Jusqu’au 7 octobre prochain, la Cinémathèque québécoise présente une sélection fabuleuse des oeuvres cinématographiques de ces deux cinéastes marquants: Truffaut et Hitchcock. L’ouverture de l’option Hitchcock-Truffaut s’est démarquée avec, en première soirée, une copie remarquable (offerte par les studios hollywoodiens) du succès commercial planétaire que fut Vertigo, un film-phare tourné dans l’océanique ville de San Francisco.
La magie Hitchcock opère toujours en 2019: une copie aux couleurs envoûtantes avec ces scènes inoubliables dans la forêt de la Vallée des Séquoias géants sans oublier ces perspectives sublimes de la Baie de San Francisco, ces décors équivoques d’anciens manoirs ou d’hôtels quasi européens mais en terre californienne, le fronton du Musée de la Légion d’honneur avec son inscription française À la Gloire de la Patrie sur les métopes de la frise.
Ensuite les plans sur telle physionomie, tel visage, une chevelure couleur des blés, ces yeux de déesse ou de dieu d’Amour ou de la Beauté ou du Crime (parfois tous les trois!) qu’incarne chaque acteur, en somme tous ces rôles offerts aux meilleurs comédiens de l’époque. Pour Truffaut, on observe chaque fois l’audace de la narration et de la construction cinématographiques : on a offert, au premier soir, La femme d’à-côté mettant en vedette Fanny Ardant et Gérard Depardieu, acteurs déjà alors en carrière ascendante à l’époque.
Il faut savoir que pour bien admirer et comprendre les très grands cinéastes contemporains ou classiques, tels John Cassavetes, Pedro Almodovar, Louis Malle, Claude Berri, Claude Lelouch, Bertrand Tavernier, Roman Polanski, Costa Gavras, Jean Renoir, Steven Frears, Xavier Dolan, Lars von Triers, Robert Altman, même Woody Allen ou Denys Arcand voire le regretté et sublime Claude Jutras, la cinémathèque est une école ressourçante unique à Montréal, un temple incontournable pour s’ouvrir continûment et se tenir à la page côté Septième Art.

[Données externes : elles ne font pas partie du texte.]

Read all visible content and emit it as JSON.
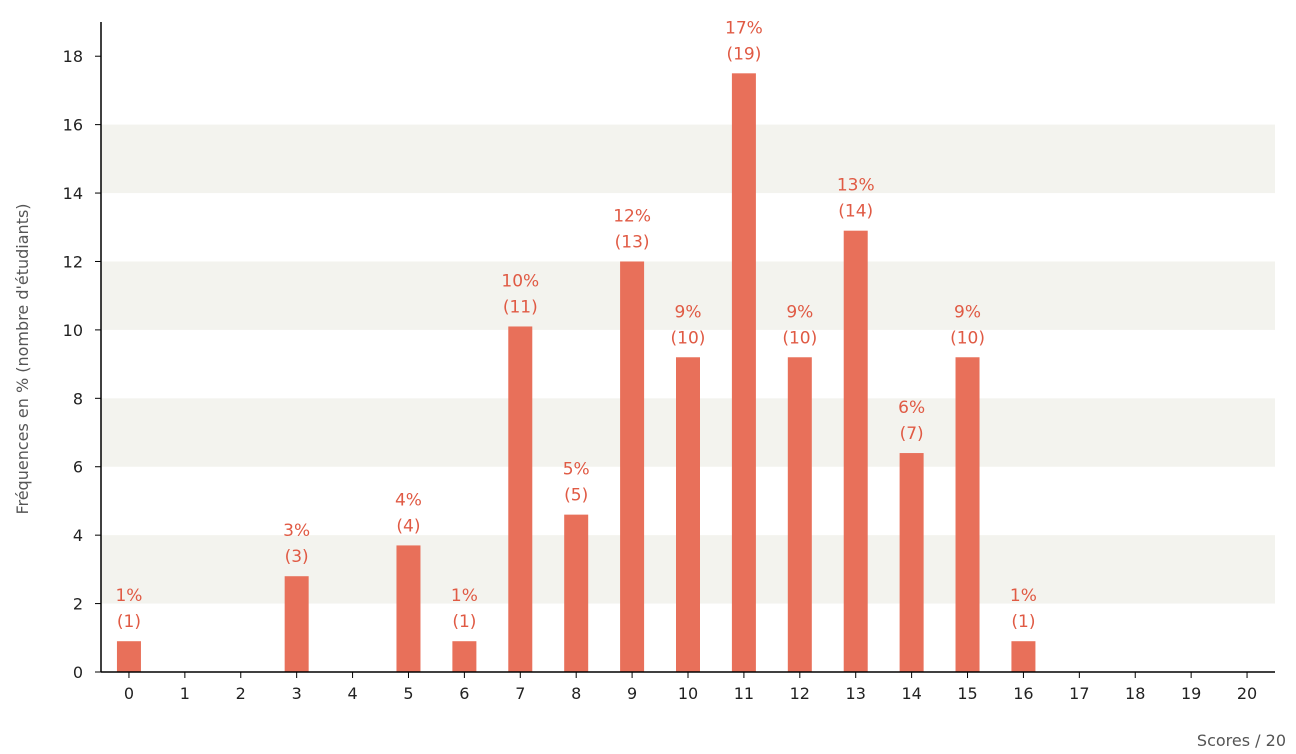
{
  "chart_data": {
    "type": "bar",
    "title": "",
    "xlabel": "Scores / 20",
    "ylabel": "Fréquences en % (nombre d'étudiants)",
    "categories": [
      "0",
      "1",
      "2",
      "3",
      "4",
      "5",
      "6",
      "7",
      "8",
      "9",
      "10",
      "11",
      "12",
      "13",
      "14",
      "15",
      "16",
      "17",
      "18",
      "19",
      "20"
    ],
    "values": [
      0.9,
      0,
      0,
      2.8,
      0,
      3.7,
      0.9,
      10.1,
      4.6,
      12.0,
      9.2,
      17.5,
      9.2,
      12.9,
      6.4,
      9.2,
      0.9,
      0,
      0,
      0,
      0
    ],
    "counts": [
      1,
      0,
      0,
      3,
      0,
      4,
      1,
      11,
      5,
      13,
      10,
      19,
      10,
      14,
      7,
      10,
      1,
      0,
      0,
      0,
      0
    ],
    "labels": [
      {
        "pct": "1%",
        "count": "(1)"
      },
      null,
      null,
      {
        "pct": "3%",
        "count": "(3)"
      },
      null,
      {
        "pct": "4%",
        "count": "(4)"
      },
      {
        "pct": "1%",
        "count": "(1)"
      },
      {
        "pct": "10%",
        "count": "(11)"
      },
      {
        "pct": "5%",
        "count": "(5)"
      },
      {
        "pct": "12%",
        "count": "(13)"
      },
      {
        "pct": "9%",
        "count": "(10)"
      },
      {
        "pct": "17%",
        "count": "(19)"
      },
      {
        "pct": "9%",
        "count": "(10)"
      },
      {
        "pct": "13%",
        "count": "(14)"
      },
      {
        "pct": "6%",
        "count": "(7)"
      },
      {
        "pct": "9%",
        "count": "(10)"
      },
      {
        "pct": "1%",
        "count": "(1)"
      },
      null,
      null,
      null,
      null
    ],
    "ylim": [
      0,
      19
    ],
    "yticks": [
      0,
      2,
      4,
      6,
      8,
      10,
      12,
      14,
      16,
      18
    ],
    "grid": "alternating horizontal bands",
    "legend": "none",
    "colors": {
      "bar": "#e8705a",
      "label": "#e05a44",
      "band": "#f3f3ee",
      "axis": "#000000"
    }
  }
}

La double rétrospective sélective offerte propose ainsi, de ces deux géants du cinéma, quelques-uns de leurs chefs-d’oeuvre: le 13 septembre Psychose et La mariée était en noir, le 14 ce sont Les amants du Capricorne puis Les deux Anglaises et le continent, le 15 septembre le fameux Les 400 coups et l’inévitable Baisers volés, puis le 16 septembre The 39 steps puis Shadow of a Doubt. Le 17 septembre c’est Le faux coupable et le sublime La peau douce. Le 18 septembre ce sera Rear Window et l’extraordinaire La chambre verte, suivis le 19 septembre par Suspicion et North by NorthWest.

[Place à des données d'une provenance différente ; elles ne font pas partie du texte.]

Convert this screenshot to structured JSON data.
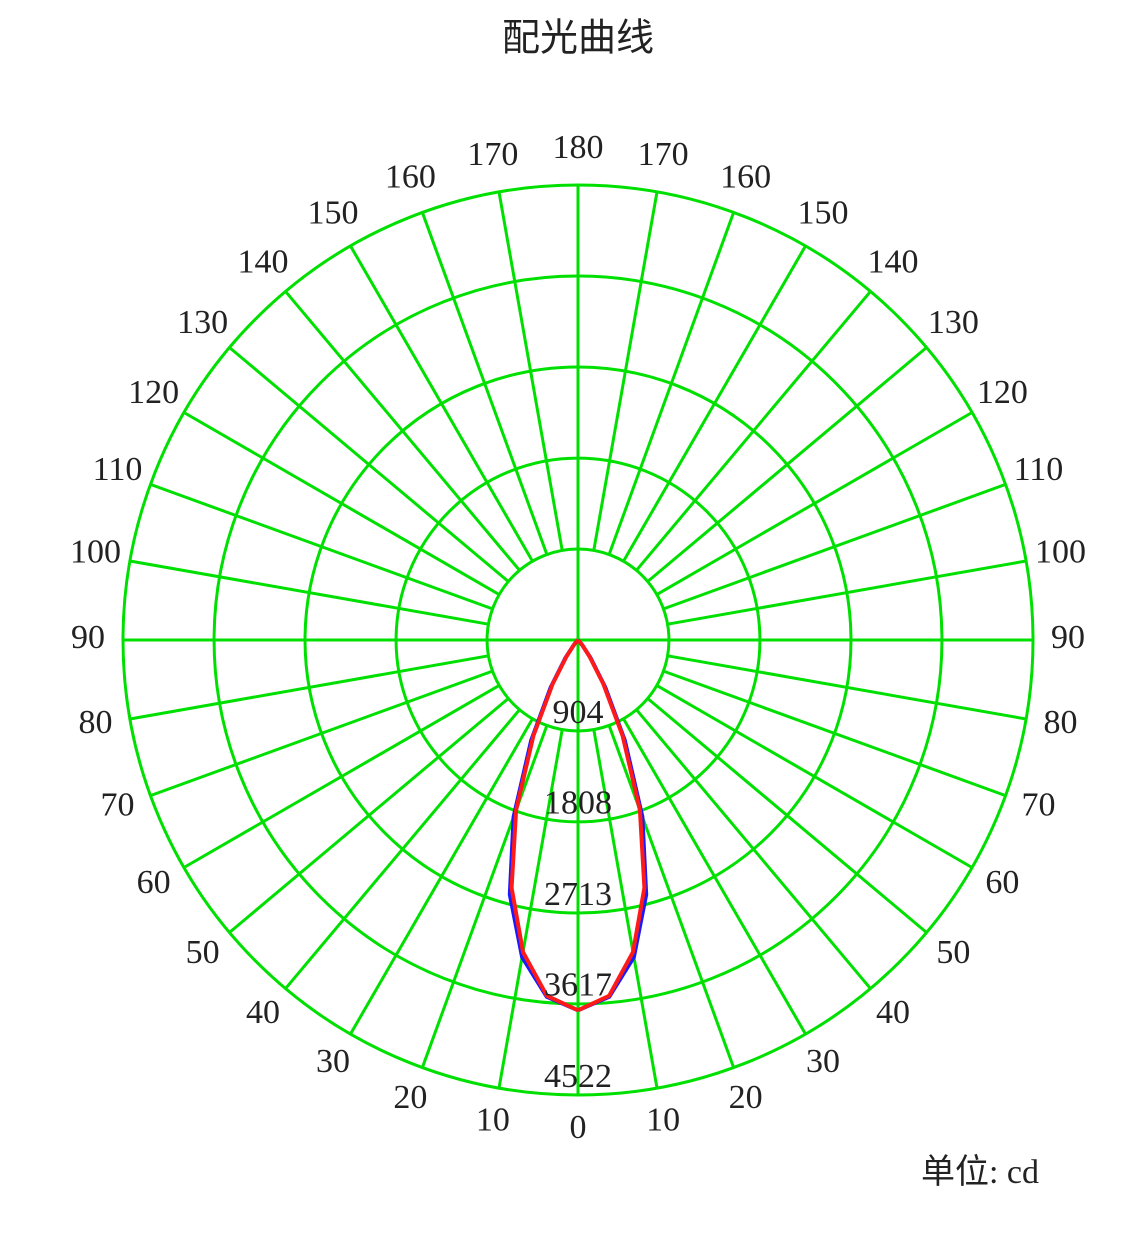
{
  "chart_data": {
    "type": "polar",
    "title": "配光曲线",
    "unit_label": "单位: cd",
    "grid_color": "#00e000",
    "rlim": [
      0,
      4522
    ],
    "rticks": [
      904,
      1808,
      2713,
      3617,
      4522
    ],
    "angle_ticks": [
      0,
      10,
      20,
      30,
      40,
      50,
      60,
      70,
      80,
      90,
      100,
      110,
      120,
      130,
      140,
      150,
      160,
      170,
      180
    ],
    "x": [
      0,
      5,
      10,
      15,
      20,
      25,
      30,
      35,
      40,
      45,
      50,
      60,
      70,
      80,
      90
    ],
    "series": [
      {
        "color": "#1a1aff",
        "values": [
          3680,
          3560,
          3200,
          2620,
          1870,
          1100,
          540,
          220,
          70,
          15,
          0,
          0,
          0,
          0,
          0
        ]
      },
      {
        "color": "#ff1a1a",
        "values": [
          3680,
          3550,
          3150,
          2550,
          1800,
          1050,
          500,
          200,
          60,
          10,
          0,
          0,
          0,
          0,
          0
        ]
      }
    ]
  }
}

Sautons au 21 septembre avec Round Midnight et le 22 septembre Fahrenheit 451 puis je note encore un de mes tout premiers Truffaut comme cégépien soit L’Histoire d’Adèle H(ugo) qui avait lancé la carrière de l’actrice française Isabelle Adjani. Ajoutons l’incontournable Jules et Jim le 1er octobre et Vivement dimanche le 4 octobre.
Toute la programmation reste disponible sur le site de la cinémathèque, la carte annuelle de membre ne coûte que 140 dollars annuel et offre des soirées de rêveries solitaires et de découvertes insoupçonnées.
L’an dernier l’émotion du festival Visconti présentant Rocco et ses frères, La piscine et Le Guépard avec Alain Delon mais plus tard Fellini, Antonioni et en volutes incessantes comme les abeilles butinent inlassablement, les programmateurs s’amusent à tirer du pré cinématographique mondial, telle ou telle oeuvre du cinéma de tous des divers continents remplis d’îles de Beauté que nous ne pourrons visiter et contempler qu’au grand écran embellissant et magnifiant tout.